Такие выкладки нужны Фихте для того, чтобы обосновать ту мысль, что религия является важнейшим механизмом осуществления долга. «Как пред моральностью исчезают все внешние законы, так пред религиозностью замолкает даже внутренний закон… Человеку морали бывает часто трудно исполнять свой долг; нередко от него требуется пожертвование своими глубочайшими склонностями и самыми дорогими чувствами. Тем не менее он выполняет это требование: так должно быть, и он не смеет позволить себе вопрос: к чему эта скорбь и откуда происходит это раздвоение между его… склонностями и… требованием закона… Для религиозного человека этот вопрос решён однажды на всю вечность» (Фихте И.Г. Основные черты современной эпохи. – СПб., 1906. – С. 213-214).
Таково собственно фихтевское понимание идеи. Идея есть религиозная мысль, которая позволяет осуществиться долгу. Жизнь в идее означает жизнь в религии. Это такая жизнь, которая открывает индивиду, с одной стороны, новые миры, ибо последний порывает с царством всеобщей ограниченности и скуки, а с другой – заставляет его пожертвовать при случае даже собственной жизнью, ибо жизнь становится высокой и благородной путём отказа от эмпирической или «низшей жизни» (См. Там же. – С. 214).
История, считает Фихте, не могла бы начаться, продолжай всё оставаться на своих местах, т.е. если бы продолжало сохраняться состояние обособленности культуры и бескультурности. «Поэтому необходимо было, чтобы нормальный народ изгнан был каким-нибудь событием из своего местопребывания, в которое он потерял бы доступ, и рассеян был по странам некультурности» (Фихте И.Г. Основные черты современной эпохи //Он же. Сочинения в 2-х т.: Т. 2. – СПб.: Мифрил, 1993. – С. 493-194).
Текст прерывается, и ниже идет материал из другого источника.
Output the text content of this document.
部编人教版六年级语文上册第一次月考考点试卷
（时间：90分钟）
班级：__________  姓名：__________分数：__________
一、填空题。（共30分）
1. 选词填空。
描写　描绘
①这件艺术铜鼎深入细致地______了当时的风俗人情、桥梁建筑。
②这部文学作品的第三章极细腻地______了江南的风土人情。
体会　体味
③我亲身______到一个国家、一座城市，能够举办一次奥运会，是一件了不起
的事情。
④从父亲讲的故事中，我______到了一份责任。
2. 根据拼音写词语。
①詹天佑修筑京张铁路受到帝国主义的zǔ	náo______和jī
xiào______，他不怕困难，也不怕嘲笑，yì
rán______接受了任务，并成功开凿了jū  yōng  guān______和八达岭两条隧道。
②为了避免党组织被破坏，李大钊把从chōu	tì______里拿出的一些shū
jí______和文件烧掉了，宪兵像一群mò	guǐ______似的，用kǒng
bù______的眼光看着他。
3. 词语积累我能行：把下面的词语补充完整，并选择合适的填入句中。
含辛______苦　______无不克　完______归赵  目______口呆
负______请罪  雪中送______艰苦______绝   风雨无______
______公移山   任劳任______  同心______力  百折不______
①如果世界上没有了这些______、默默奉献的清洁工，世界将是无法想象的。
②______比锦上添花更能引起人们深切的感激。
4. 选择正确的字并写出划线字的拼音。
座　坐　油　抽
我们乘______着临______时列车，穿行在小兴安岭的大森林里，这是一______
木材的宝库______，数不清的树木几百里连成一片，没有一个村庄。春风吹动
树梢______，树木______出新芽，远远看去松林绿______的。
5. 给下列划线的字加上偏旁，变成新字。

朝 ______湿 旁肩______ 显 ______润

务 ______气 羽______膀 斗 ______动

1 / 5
Все эти гипотезы о «нормальном народе» до сих пор вызывают у исследователей желание критиковать их. Действительно, Фихте априорно постулирует понятие данного народа. Действительно он вводит идею «толчка», которую ортодоксальный марксизм истолковал, как известно, в том плане, что «толчок» есть проявление кантовской «вещи в себе». Но на самом деле всё выглядит гораздо сложнее. В самой культуре «нормального народа» изначальной формой которой, согласно Фихте, выступает религия, присутствует некое абсолютное начало или идея, живая мысль о том, «чтобы властвовало культурное и служило дикое» (См.: Там же. – С. 406). Фихте, на наш взгляд, специально до конца не проясняет вопрос о том, исходит ли толчок от абсолютного «Я» или нет. Трудно также сказать – исходит ли он от «нормального народа» или же от дикарей, которые изгнали его?
Вероятнее всего, тут возможны следующие суждения. Культура не может длительное время оставаться ограниченной в пространстве и во времени. Она сама, по всей видимости, достигнув стадии религиозного сознания и религиозной любви, не выдерживает этой полноты бытия и разрывается на определенные части, порождая, сталкивая с земной жизнью миры искусства, философии и науки. Фихтевская мысль о том, что знание о вечном (или наукоучение) выше, чем даже жизнь в вечном (См.: Гайденко П.П. Указ. соч. – С. 221), есть результат глубокого осознания того факта, что религиозная мысль, возвысившаяся над требованием «так должно быть», сама, как потенция, разлетается на части. Спасает знание, которое, становясь самосознанием, «есть для себя собственная, основывающаяся на себе, сила, свобода и деятельность» (См.: Фихте И.Г. Основные черты современной эпохи //Он же. Сочинения в 2-х т.: Т. 2. – СПб.: Мифрил, 1993. – С. 489).
Таким образом, если смотреть на процесс развития культуры с точки зрения взаимодействия трёх космических потенций (1) духа как чистого долженствования; 2) любви, которая равносильна тяготению к небытию; 3) свободы или творческого эроса, парящего между бытием и небытием), то становится ясно, что Фихте всё время шёл по пути усиления первой потенции и хотя на этом пути ему и встретилась третья, с которой только и связан, на наш взгляд, весь духовный и культурный прогресс, он, тем не менее, ослеплённый любовью к дальнему, долго не задержал свой взгляд на ней и развил теорию, адекватная оценка которой ещё только продолжает складываться.